0 votes
1 view
in AI and Deep Learning by (16.3k points)

I work at a public health department that takes in and stores lots of medical data every day. I've written a program that uses regular expressions to determine if particular fields in the incoming data are valid or invalid. Ex: DOBs come in as YYYYmmDD, so they should match regex ^[0-9]{8}$

I want to analyze the "invalid" data to help identify problems in our system (we get way too much data to go through each 'bad' record row-by-row). Can anyone suggest AI techniques/machine learning techniques that can 'monitor' the bad data and find patterns in what is wrong? I think that coming up with a bunch of regular expressions for possible ways the data could be invalid (ex. not enough or too many characters) and then keeping track of those results might work. But instead of me thinking up all of the ways the data could be invalid, I'm curious about ways to 'learn' the patterns from the bad data using AI.

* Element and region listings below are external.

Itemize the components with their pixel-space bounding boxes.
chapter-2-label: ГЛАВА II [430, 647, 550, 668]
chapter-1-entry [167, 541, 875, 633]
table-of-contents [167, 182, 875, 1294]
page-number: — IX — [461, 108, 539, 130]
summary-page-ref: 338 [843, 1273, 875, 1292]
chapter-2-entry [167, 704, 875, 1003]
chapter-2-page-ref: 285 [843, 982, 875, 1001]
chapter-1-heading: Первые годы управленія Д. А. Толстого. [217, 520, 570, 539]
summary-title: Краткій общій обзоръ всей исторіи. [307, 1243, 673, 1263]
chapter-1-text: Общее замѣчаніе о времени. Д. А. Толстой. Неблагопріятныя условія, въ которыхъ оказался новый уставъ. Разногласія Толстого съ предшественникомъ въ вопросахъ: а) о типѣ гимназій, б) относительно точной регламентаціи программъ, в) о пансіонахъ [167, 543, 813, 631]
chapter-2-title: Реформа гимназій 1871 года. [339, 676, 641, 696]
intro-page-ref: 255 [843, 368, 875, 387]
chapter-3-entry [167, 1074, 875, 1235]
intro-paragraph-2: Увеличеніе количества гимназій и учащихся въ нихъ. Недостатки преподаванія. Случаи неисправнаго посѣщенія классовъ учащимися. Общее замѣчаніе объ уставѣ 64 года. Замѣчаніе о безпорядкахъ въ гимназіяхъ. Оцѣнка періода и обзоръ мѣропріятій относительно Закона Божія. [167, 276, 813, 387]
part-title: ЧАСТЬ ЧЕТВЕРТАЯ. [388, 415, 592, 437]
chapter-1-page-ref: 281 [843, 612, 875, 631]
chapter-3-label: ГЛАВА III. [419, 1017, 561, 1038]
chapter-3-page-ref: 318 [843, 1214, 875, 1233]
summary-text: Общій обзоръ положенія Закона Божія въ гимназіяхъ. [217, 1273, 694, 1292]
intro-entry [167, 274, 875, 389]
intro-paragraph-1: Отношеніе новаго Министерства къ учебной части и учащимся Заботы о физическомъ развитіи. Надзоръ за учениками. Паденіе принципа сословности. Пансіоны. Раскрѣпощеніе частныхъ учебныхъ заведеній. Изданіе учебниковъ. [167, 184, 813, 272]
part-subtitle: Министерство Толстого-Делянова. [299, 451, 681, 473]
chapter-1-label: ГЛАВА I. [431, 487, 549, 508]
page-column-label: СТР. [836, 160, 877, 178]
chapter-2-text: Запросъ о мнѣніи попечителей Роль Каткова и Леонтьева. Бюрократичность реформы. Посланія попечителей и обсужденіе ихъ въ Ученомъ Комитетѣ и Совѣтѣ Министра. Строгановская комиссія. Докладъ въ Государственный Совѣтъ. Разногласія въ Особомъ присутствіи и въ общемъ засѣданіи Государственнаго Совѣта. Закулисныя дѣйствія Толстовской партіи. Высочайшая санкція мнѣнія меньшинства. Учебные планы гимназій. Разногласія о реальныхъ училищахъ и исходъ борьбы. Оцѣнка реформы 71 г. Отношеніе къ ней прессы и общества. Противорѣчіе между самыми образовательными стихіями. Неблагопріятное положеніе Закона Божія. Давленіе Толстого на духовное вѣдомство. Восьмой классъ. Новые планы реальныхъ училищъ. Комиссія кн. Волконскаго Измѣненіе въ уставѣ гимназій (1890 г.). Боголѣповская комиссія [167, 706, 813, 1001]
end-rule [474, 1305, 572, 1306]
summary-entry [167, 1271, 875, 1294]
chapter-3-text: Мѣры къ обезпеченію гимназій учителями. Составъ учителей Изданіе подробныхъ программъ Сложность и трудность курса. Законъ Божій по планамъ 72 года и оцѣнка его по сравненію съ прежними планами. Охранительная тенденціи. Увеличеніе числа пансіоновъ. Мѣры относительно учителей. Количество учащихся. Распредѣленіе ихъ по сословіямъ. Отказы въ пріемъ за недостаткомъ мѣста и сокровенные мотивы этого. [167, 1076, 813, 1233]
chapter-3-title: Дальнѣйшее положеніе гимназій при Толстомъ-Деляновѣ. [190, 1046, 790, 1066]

Are there any known techniques that do this?

1 Answer

0 votes
by (36.6k points)

Bayesian filtering might be the solution to your problem. Bayesian Filtering implies a probabilistic technique for data fusion. The technique combines a concise mathematical formulation of a system with observations of that system. Probabilities are used to represent the state of a system, likelihood functions to represent their relationships. In this pattern, Bayesian inference can be applied and further related probabilities deduced.